Pemerintah Provinsi Bali mengambil langkah tegas terkait meningkatnya sampah plastik kemasan gelas. Sebuah produsen air minum dalam kemasan yang dikenal luas dengan kemasan gelas plastiknya, kini menjadi sorotan utama karena kontribusinya yang besar terhadap pencemaran lingkungan di Pulau Dewata.
Melalui Surat Edaran Gubernur Bali Nomor 9 Tahun 2025, Gubernur Wayan Koster secara resmi melarang produksi AMDK dengan volume kurang dari 1 liter.
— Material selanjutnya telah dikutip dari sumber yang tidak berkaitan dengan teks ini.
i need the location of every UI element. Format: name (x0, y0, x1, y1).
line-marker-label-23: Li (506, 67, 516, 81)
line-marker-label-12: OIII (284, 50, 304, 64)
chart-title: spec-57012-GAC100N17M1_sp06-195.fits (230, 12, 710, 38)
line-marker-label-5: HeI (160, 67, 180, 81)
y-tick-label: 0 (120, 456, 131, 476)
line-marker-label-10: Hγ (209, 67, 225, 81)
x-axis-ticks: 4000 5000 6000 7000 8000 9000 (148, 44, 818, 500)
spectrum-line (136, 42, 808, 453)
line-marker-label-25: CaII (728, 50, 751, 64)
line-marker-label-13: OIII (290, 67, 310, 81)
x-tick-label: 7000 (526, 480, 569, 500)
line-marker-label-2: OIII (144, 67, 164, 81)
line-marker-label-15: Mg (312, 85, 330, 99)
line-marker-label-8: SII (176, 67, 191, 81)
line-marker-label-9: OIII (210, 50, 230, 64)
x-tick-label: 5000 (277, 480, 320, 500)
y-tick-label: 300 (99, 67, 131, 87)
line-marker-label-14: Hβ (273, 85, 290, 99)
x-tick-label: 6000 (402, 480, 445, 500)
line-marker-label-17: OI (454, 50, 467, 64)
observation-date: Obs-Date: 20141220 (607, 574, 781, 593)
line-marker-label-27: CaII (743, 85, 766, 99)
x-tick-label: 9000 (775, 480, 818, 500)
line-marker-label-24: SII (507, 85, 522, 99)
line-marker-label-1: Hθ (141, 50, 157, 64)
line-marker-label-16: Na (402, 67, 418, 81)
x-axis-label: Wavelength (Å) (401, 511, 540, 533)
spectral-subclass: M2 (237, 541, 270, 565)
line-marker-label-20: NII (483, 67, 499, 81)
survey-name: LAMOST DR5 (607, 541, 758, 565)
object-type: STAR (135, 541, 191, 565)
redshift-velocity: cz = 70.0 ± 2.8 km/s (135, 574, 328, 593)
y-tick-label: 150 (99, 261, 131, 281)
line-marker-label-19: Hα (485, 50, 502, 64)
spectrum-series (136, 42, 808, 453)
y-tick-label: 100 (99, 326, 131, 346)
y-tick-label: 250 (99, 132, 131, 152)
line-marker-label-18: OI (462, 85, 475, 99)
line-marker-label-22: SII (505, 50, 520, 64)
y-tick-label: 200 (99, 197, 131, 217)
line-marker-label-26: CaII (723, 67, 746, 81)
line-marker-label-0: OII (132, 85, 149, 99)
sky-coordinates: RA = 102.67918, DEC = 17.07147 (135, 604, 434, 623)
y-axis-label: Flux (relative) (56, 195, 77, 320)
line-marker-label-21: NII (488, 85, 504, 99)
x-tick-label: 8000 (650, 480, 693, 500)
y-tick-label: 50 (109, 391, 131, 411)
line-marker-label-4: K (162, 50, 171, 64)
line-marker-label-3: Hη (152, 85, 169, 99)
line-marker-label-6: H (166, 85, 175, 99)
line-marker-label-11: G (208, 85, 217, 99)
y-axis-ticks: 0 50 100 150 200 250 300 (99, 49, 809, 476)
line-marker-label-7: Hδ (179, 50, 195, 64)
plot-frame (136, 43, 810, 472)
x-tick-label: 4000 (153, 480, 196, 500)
Tak hanya larangan, sanksi tegas juga disiapkan bagi produsen yang melanggar, mulai dari peninjauan hingga pencabutan izin usaha, serta pengumuman publik bahwa perusahaan tersebut tidak ramah lingkungan.
Koster menegaskan, akan mengumpulkan semua produsen. “Tidak boleh lagi memproduksi minuman kemasan yang satu liter ke bawah. Kan ada yang kayak gelas itu nggak boleh lagi. Kalau galon boleh,” tuturnya pada Minggu (6/4).
Laporan Brand Audit 2024 oleh Sungai Watch mengungkapkan bahwa salah satu penyumbang utama sampah plastik di Bali adalah air minum kemasan gelas berukuran 220 ml yang menyentuh angka hingga 10.334 item sampah kemasan gelas
Secara keseluruhan, produsen market leader air minum dalam kemasan itu menjadi salah satu perusahaan pencemar terbesar di Bali dan Jawa Timur dengan 39.480 item sampah, mencakup tidak hanya gelas plastik, tetapi juga bungkus sedotan, dan sedotan plastik yang semuanya berbahan dasar plastik sekali pakai.
Produsen tersebut sudah empat tahun berturut-turut menempati posisi ini. Sampah-sampah yang tak terkelola, dan terutama berserakan di badan-badan air, terdiri dari 65 persen botol, 30 persen gelas, dan sisanya dari tutup galon, bungkus sedotan, serta sedotan, yang semuanya dibuat dari plastik sekali pakai.